Photo: Tim Fairbrother

I had a chat with Tim Fairbrother, who as well as manning the control acted as Clerk of the Course for the rally, handed over my control card and went for breakfast.  A well earned fry up and coffee, with my finishing award for company, whilst waiting for Dad to arrive with the trailer to get me home.

By the time Dad arrived my brain had shut down and my muscles were starting to ache, I was shattered but happy.  We loaded up the trailer and headed home.

I'm taking a few weeks off from tinkering in the garage, it has completely dominated my spare time over the last year in order to get the little C110 ready for the rally.  It was worth the effort but I'm now having a break.  Once I've caught up with some of the jobs round the house and had a rest I'll give the bike a good service and it'll be up for sale.

Being such a rare bike its value is hard to pitch so I'm going to consider what I think it is worth over the coming weeks.  In the meantime, if you would like to own a fun little bike that has a bit of history then please get in touch with me.  All the money from the sale will go to my sponsorship total, which is currently around £2.8k.

Thanks to all those who have sponsored me so far, and if you haven't managed it yet there is still time!

Sunday, 6 July 2014


Coffee, breakfast and finishing awards! Success!

The end

I forgot to do an update from Devizes, I had an hours rest at Hungerford and decided to get back on the road a bit earlier.
I'm now sat about a mile away from the final control at Warminster, waiting for six o'clock when it becomes a final control.
So I've made it! I could push it from here if I had to!
Unless I've made a mistake on the route then I should get a silver which is a pretty fair achievement. I'm slightly disappointed that the opportunity for gold slipped away, but I knew it was always an outside chance.
The rally was fun and I met some very friendly people. I would consider doing it again, although maybe next time on my BSA.
Thanks for the messages of support during the rally, I'll check them properly when I get home.
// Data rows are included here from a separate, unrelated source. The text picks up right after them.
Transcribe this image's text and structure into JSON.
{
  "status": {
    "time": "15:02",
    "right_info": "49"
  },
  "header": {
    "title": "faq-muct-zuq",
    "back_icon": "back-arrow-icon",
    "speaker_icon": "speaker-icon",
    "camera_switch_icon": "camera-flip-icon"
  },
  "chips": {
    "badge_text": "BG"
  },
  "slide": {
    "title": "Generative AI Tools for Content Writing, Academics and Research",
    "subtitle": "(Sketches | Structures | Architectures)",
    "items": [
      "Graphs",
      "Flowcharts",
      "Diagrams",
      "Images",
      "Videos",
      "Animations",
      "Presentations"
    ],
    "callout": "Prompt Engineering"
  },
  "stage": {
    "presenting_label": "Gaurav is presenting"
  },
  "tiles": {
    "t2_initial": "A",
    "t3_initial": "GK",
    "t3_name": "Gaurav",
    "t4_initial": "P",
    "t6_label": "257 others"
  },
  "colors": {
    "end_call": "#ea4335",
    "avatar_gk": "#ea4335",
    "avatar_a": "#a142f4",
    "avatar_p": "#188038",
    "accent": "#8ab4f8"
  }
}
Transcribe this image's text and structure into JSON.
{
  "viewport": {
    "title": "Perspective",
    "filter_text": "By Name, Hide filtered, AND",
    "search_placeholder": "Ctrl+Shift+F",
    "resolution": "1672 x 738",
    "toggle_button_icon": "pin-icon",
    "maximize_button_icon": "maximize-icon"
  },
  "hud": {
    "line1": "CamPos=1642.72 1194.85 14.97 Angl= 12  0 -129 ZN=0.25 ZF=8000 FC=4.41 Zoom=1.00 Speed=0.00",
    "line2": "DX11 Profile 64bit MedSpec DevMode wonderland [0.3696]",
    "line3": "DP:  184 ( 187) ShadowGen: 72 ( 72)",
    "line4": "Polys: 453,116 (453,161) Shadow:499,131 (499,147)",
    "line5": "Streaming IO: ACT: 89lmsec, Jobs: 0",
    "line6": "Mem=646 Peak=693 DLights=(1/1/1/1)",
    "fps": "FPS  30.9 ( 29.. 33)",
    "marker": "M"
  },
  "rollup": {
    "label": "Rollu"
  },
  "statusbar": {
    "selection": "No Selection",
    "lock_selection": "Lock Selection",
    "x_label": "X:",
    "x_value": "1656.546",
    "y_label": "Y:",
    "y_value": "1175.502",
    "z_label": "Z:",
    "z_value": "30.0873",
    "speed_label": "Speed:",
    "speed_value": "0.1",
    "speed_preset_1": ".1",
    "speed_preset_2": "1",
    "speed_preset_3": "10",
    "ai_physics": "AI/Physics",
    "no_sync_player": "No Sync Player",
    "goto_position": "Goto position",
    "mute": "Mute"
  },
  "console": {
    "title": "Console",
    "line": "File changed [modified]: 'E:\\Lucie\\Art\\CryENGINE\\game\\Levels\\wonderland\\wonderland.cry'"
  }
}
Only fifty more matrix miles to go for silver. I've covered about 365 real miles so far. I can't finish before 6 so am going to take a longer rest here and head off sometime after 4.
Feeling a bit tired now but I'm a lot fresher than I thought I'd be. Main niggles are sore wrists and back but it's quite manageable.
Time for some kip!


20 minutes down now. Not helped by getting stuck in the middle of Henley regatta! On to Hungerford next. Gold has gone so no need to rush. Easy does it from now on.